Closed odanoburu closed 6 years ago
@aarneranta could you help us here? We are trying hard to debug the code to understand what is blocking the compilation of the Portuguese grammar. Even with verbosity set to 3, we don't have any clue about the cause of the problem. Any tips?
$ gf -v=3 --batch portuguese/LangPor.gf
...
generating PMCFG
+ AdvS 1 (1,1)
+ AdvSlash 8 (8,1)
+ EmbedQS 1 (1,1)
+ EmbedS 1 (1,1)
+ EmbedVP 16 (2,2)
+ ExtAdvS 1 (1,1)
+ ImpVP 16 (4,4)
+ PredSCVP 16 (8,8)
+ PredVP 1536 (6264,6264)
+ RelS 4 (1,1)
+ SSubjS 2 (2,2)
+ SlashPrep 8 (4,1)
+ SlashVP 12288
@odanoburu @arademaker It just seems that SentenceRomance is slow, see all the comments here: https://github.com/GrammaticalFramework/GF/blob/master/lib/src/romance/SentenceRomance.gf#L18-L140
(The number SlashVP 12288 means that the single category SlashVP is expanded into 12288 concrete categories, one for each combination of parameters that it can possibly get: anything like the number, gender and definiteness of its arguments; is it a pronoun or not; object case, such stuff. Anything that is a parameter in some category, that is even remotely used by SlashVP.)

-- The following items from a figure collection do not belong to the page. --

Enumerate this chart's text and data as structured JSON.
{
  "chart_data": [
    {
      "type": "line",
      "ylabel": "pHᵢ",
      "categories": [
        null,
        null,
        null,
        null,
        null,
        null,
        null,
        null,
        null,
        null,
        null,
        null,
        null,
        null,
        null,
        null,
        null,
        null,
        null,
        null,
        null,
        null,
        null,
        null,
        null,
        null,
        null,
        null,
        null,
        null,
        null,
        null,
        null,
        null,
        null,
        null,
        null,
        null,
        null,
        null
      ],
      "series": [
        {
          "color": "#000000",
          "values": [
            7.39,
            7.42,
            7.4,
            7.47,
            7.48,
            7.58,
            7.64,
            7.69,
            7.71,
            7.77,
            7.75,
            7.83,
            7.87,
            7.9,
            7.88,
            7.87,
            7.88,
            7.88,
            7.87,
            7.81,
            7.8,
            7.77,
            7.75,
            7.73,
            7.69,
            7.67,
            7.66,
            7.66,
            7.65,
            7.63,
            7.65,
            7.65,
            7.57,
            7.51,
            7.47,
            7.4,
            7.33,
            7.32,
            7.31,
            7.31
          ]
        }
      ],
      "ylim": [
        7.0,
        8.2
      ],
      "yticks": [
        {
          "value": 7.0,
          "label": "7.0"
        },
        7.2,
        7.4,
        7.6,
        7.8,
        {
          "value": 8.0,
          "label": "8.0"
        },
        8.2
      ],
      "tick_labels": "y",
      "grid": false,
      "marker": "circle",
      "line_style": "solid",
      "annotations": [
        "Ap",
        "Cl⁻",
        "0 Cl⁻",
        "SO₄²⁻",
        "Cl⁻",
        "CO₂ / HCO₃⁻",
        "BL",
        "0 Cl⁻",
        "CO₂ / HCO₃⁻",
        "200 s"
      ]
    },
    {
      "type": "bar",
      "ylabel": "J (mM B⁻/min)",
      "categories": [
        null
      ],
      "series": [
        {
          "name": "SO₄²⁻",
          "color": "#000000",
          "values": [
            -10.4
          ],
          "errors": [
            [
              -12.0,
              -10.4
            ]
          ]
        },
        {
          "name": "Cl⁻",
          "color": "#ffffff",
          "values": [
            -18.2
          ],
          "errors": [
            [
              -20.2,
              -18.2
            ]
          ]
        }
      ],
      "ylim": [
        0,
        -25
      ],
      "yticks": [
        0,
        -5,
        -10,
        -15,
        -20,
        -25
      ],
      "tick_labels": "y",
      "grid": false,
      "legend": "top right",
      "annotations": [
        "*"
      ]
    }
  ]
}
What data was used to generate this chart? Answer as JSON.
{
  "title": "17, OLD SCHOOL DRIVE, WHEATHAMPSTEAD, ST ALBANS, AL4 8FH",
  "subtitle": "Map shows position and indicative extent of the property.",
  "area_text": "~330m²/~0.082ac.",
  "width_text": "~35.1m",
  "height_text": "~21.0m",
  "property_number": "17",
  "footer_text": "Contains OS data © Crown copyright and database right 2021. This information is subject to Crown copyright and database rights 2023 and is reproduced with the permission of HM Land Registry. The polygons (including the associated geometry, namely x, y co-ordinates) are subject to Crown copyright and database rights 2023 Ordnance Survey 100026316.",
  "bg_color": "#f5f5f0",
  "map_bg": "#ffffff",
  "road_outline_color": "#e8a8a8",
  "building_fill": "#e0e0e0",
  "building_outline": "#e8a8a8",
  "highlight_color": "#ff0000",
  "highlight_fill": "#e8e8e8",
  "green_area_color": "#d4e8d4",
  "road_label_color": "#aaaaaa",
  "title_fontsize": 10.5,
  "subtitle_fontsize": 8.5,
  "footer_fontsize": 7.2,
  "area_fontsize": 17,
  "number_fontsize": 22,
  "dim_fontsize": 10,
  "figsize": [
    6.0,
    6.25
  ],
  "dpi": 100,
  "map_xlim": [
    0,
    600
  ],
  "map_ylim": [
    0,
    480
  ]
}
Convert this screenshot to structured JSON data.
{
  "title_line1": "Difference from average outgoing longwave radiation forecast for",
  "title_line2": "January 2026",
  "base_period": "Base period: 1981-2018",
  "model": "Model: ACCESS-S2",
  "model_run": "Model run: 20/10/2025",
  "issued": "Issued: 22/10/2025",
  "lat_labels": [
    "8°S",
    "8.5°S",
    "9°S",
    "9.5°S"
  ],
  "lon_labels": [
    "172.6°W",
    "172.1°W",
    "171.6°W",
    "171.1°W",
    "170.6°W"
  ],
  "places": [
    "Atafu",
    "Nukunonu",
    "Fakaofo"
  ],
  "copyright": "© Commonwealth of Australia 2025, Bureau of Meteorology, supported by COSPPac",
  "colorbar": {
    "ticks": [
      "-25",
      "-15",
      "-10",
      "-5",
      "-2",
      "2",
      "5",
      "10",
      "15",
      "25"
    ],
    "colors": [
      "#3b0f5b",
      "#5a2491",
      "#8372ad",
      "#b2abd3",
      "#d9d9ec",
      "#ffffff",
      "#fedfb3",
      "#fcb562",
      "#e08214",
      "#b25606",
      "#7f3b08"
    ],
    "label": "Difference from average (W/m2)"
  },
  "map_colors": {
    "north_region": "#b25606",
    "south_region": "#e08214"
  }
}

I suggest you just comment out SlashVP and SlashVS from SentenceRomance and compile your Portuguese grammar, to be able to continue the development. For instance, the grammar used here http://cloud.grammaticalframework.org/wc.html does not even use SlashVP and SlashVS: https://github.com/GrammaticalFramework/GF/blob/master/examples/app/App.gf#L4-L24 see here all functions that are excluded.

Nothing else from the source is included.